He was tired of just surviving. A pig kidney gave him a shot at living

Tim Andrews knew that he needed dialysis to manage his end-stage kidney disease, but over months of treatment, he started to wonder whether it was worth it. He was exhausted and hopeless. He missed his grandkids.

It kept him alive, but it didn’t feel like living.

Desperate for another option, he found a surprising alternative: an organ from a pig.

Andrews, 67, is a pioneer of a new kind of medicine. In January, he had an experimental cross-species transplant of a kidney from a genetically modified pig. He is one of only a handful of patients who have undergone the experimental procedure. For now, he’s the lone person in the United States known to be living with a pig kidney.

Andrews knew that there was a risk to trying something so new, but if the kidney gave him just one more day free from dialysis, it was worth it — for him and for fellow patients.

‘Pick a box’

Andrews had been living with diabetes since the 1990s, managing the condition with insulin.

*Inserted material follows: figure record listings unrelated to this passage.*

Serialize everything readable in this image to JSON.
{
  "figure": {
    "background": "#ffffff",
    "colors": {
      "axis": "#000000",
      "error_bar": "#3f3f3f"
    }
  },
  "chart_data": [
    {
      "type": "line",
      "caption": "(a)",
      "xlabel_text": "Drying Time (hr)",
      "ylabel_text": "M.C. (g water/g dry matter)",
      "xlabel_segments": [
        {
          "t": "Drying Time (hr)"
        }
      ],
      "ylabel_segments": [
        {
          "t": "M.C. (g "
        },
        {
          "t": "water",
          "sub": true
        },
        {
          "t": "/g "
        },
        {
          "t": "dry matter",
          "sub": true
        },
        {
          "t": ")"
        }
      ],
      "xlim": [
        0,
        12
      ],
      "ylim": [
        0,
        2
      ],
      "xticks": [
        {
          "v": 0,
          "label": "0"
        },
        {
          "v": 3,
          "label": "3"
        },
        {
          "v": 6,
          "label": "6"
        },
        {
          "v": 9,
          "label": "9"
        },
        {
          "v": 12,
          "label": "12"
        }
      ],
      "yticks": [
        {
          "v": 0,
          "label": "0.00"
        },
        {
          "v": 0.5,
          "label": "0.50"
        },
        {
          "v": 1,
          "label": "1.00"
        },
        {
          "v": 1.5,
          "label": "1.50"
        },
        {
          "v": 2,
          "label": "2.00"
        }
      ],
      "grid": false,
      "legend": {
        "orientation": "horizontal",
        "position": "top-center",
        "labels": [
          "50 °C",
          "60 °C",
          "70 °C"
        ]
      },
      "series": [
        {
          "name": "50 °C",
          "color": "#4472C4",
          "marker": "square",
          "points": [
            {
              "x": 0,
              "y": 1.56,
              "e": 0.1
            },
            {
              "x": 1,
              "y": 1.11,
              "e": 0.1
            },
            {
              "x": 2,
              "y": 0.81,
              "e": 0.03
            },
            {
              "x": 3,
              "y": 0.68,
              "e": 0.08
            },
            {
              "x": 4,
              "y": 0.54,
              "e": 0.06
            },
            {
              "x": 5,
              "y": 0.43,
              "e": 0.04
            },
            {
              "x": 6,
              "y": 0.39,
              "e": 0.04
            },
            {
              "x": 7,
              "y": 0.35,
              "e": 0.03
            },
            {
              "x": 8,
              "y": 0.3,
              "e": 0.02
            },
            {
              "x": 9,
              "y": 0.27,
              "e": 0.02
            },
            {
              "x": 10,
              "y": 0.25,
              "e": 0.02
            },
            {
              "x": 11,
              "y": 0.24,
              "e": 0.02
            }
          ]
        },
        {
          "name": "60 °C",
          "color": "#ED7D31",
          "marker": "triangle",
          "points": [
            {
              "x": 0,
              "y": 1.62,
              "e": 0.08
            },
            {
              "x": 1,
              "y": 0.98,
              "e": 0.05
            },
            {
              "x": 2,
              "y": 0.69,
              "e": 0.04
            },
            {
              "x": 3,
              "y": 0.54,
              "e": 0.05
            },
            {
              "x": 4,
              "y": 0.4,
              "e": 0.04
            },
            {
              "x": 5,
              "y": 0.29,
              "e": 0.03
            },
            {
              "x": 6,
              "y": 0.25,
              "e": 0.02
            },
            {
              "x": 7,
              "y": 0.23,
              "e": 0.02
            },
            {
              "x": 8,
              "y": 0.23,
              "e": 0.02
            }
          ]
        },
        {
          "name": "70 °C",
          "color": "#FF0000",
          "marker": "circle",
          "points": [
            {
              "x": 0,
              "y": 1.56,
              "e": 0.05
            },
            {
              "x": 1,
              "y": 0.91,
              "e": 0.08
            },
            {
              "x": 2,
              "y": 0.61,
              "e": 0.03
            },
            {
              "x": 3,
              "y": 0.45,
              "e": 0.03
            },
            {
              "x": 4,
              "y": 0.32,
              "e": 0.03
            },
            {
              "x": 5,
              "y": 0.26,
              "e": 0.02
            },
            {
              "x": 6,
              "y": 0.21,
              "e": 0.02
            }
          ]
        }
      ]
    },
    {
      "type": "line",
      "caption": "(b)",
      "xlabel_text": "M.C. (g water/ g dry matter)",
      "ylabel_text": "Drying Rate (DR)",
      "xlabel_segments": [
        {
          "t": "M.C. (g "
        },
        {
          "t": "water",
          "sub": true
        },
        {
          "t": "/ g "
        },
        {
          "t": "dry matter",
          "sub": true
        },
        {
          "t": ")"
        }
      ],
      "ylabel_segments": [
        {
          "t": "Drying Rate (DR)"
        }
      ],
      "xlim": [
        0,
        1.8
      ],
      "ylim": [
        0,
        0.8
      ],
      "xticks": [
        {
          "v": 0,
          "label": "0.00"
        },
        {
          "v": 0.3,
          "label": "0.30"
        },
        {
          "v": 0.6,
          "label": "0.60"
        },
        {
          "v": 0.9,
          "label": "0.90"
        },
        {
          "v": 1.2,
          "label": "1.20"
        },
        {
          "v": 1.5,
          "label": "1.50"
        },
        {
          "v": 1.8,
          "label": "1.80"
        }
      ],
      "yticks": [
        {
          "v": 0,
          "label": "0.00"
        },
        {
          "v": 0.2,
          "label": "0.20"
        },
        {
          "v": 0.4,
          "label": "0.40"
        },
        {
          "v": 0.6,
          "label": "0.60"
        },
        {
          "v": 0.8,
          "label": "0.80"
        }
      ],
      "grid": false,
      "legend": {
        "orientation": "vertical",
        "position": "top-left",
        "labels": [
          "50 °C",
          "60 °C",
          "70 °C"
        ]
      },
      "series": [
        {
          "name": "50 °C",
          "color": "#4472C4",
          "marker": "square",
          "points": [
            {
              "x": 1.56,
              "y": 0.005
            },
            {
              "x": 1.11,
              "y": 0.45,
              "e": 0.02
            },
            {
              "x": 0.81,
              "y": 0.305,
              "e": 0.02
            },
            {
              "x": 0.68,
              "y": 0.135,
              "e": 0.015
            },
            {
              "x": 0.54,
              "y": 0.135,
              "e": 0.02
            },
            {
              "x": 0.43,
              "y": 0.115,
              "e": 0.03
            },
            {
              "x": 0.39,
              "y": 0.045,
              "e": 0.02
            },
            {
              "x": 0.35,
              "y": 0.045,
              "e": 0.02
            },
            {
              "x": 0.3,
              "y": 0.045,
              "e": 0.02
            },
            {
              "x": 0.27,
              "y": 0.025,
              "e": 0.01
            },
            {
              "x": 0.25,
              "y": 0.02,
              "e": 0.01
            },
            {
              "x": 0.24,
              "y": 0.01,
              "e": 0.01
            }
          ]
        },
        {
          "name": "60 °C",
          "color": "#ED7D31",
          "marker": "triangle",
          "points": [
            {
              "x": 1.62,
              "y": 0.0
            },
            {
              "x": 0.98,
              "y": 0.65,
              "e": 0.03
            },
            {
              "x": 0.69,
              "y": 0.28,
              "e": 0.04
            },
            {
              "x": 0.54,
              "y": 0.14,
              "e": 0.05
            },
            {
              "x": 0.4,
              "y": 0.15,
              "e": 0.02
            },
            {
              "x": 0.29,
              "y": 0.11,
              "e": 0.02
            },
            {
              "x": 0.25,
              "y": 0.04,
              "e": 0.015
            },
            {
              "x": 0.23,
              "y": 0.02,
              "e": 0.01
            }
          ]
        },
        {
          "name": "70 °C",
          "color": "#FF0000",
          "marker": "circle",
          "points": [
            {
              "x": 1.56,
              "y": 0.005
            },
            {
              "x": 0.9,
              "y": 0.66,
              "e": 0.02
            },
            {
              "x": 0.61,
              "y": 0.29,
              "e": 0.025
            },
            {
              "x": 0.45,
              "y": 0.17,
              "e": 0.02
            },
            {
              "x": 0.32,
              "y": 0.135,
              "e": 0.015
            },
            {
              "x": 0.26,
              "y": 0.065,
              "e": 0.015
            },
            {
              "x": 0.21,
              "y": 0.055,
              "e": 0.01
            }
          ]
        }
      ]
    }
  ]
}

About 2½ years ago, he went to the doctor feeling unusually tired. Tests showed that he had stage 3 kidney failure — his kidneys were still working but less efficiently than they should. He was relieved to learn that it was manageable with medication, monitoring and lifestyle changes.

But about a month later, a doctor delivered more bad news: Andrews’ kidney disease had rapidly progressed to end-stage disease. Dialysis was the only option to keep him alive until he could get an organ transplant.